Как все старые люди, он медлил с рассказом, а мне уже не терпелось:

— Вам, наверно, попадался когда-нибудь встречный там?

— Да. Один раз случилось.

— Ну, и как же вы?

— Я на буланом ехал. Он — на гнедом.

— Ну-ну! — не очень вежливо поторопил я своего собеседника.

— Если два всадника над пропастью съедутся, один должен уступить дорогу другому. Таков древний и мудрый обычай горцев.

История становилась все интересней, но из старика приходилось вытягивать буквально по слову.

— Кто же из вас уступил кому? Вы или он?

— Уступают тому, у кого более важное дело.

— У кого ж из вас важней было?

— Он к другу своему торопился. Железо вез для подков.

— А вы?

— Я на свадьбу к брату спешил.

— Значит, один торопился, другой спешил? Какая разница? Как решили в конце концов?

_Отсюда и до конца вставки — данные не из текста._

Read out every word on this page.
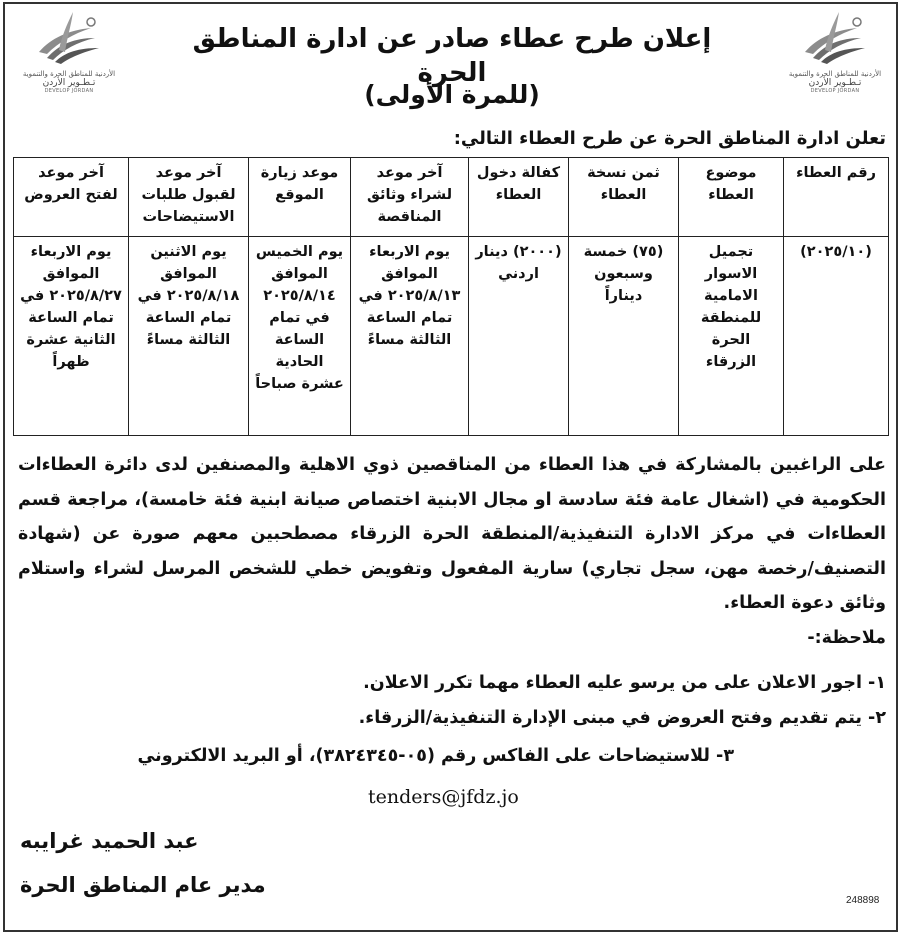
الأردنية للمناطق الحرة والتنموية
تـطـوير الأردن
DEVELOP JORDAN
الأردنية للمناطق الحرة والتنموية
تـطـوير الأردن
DEVELOP JORDAN
إعلان طرح عطاء صادر عن ادارة المناطق الحرة
(للمرة الأولى)
تعلن ادارة المناطق الحرة عن طرح العطاء التالي:
رقم العطاء	موضوع العطاء	ثمن نسخة العطاء	كفالة دخول العطاء	آخر موعد لشراء وثائق المناقصة	موعد زيارة الموقع	آخر موعد لقبول طلبات الاستيضاحات	آخر موعد لفتح العروض
(٢٠٢٥/١٠)	تجميل الاسوار الامامية للمنطقة الحرة الزرقاء	(٧٥) خمسة وسبعون ديناراً	(٢٠٠٠) دينار اردني	يوم الاربعاء الموافق ٢٠٢٥/٨/١٣ في تمام الساعة الثالثة مساءً	يوم الخميس الموافق ٢٠٢٥/٨/١٤ في تمام الساعة الحادية عشرة صباحاً	يوم الاثنين الموافق ٢٠٢٥/٨/١٨ في تمام الساعة الثالثة مساءً	يوم الاربعاء الموافق ٢٠٢٥/٨/٢٧ في تمام الساعة الثانية عشرة ظهراً
على الراغبين بالمشاركة في هذا العطاء من المناقصين ذوي الاهلية والمصنفين لدى دائرة العطاءات الحكومية في (اشغال عامة فئة سادسة او مجال الابنية اختصاص صيانة ابنية فئة خامسة)، مراجعة قسم العطاءات في مركز الادارة التنفيذية/المنطقة الحرة الزرقاء مصطحبين معهم صورة عن (شهادة التصنيف/رخصة مهن، سجل تجاري) سارية المفعول وتفويض خطي للشخص المرسل لشراء واستلام وثائق دعوة العطاء.
ملاحظة:-
١- اجور الاعلان على من يرسو عليه العطاء مهما تكرر الاعلان.
٢- يتم تقديم وفتح العروض في مبنى الإدارة التنفيذية/الزرقاء.
٣- للاستيضاحات على الفاكس رقم (٠٥-٣٨٢٤٣٤٥)، أو البريد الالكتروني
tenders@jfdz.jo
عبد الحميد غرايبه
مدير عام المناطق الحرة
248898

— Я ему предоставил решать — он намного старше был. У нас в горах все старший решает.

— Прекрасно. Как же он поступил?

— Он сказал: «Я старший, слушай меня. Приказываю, говорит, тебе ехать на свадьбу к брату. Свадьба всегда есть свадьба — самое важное дело на земле после того, когда виноград уже собран. Одним словом, тебе дорога!»

— И что же? — опять не слишком деликатно перебил я своего собеседника.

— Сам понимаешь. Одним добрым конем в тот день на свете меньше стало. Пришлось сбросить ему своего гнедого в пропасть.

— Как сбросить?

— Я же сказал тебе: место узкое, двоим никак не разъехаться, будь они самыми трезвыми людьми на всем Кавказе.

Поняв наконец, в чем дело, я умолк, откровенно говоря, не зная, верить всему этому или не верить.

Старик достал кожаный кисет, и мы закурили. Крепкий табак сделал на минуту и меня чуть ли не горцем, и я спросил в тон дагестанцу:

— Успели на свадьбу?

— Успел. Буланый все слышал, все понял, и к утру я был уже на месте.

Он посмотрел куда-то вперед, за дымку горизонта.

— А уступившего вам дорогу отблагодарили потом?

— За полвека ни разу не встретил его нигде. Горы! Но за мною не пропадет! — Старик улыбнулся, и улыбка на один миг вдруг разгладила все его бесчисленные и глубокие, как пропасти, морщины.

Рассказ был окончен. Я молча сидел против дагестанца и глядел на него словно на какое-то чудо. Он, поняв мое состояние, заговорил первым:

— Ну что? Понравился тебе наш обычай? Только честно давай, душой не криви.

Я ответил совершенно честно:

— Понравился. Жестокий, конечно, но в общем-то справедливый, наверно, обычай. А уж красивый-то наверняка.

— Почему жестокий? Только справедливый! Ты хорошо подумай, дорогой. Сто раз подумай.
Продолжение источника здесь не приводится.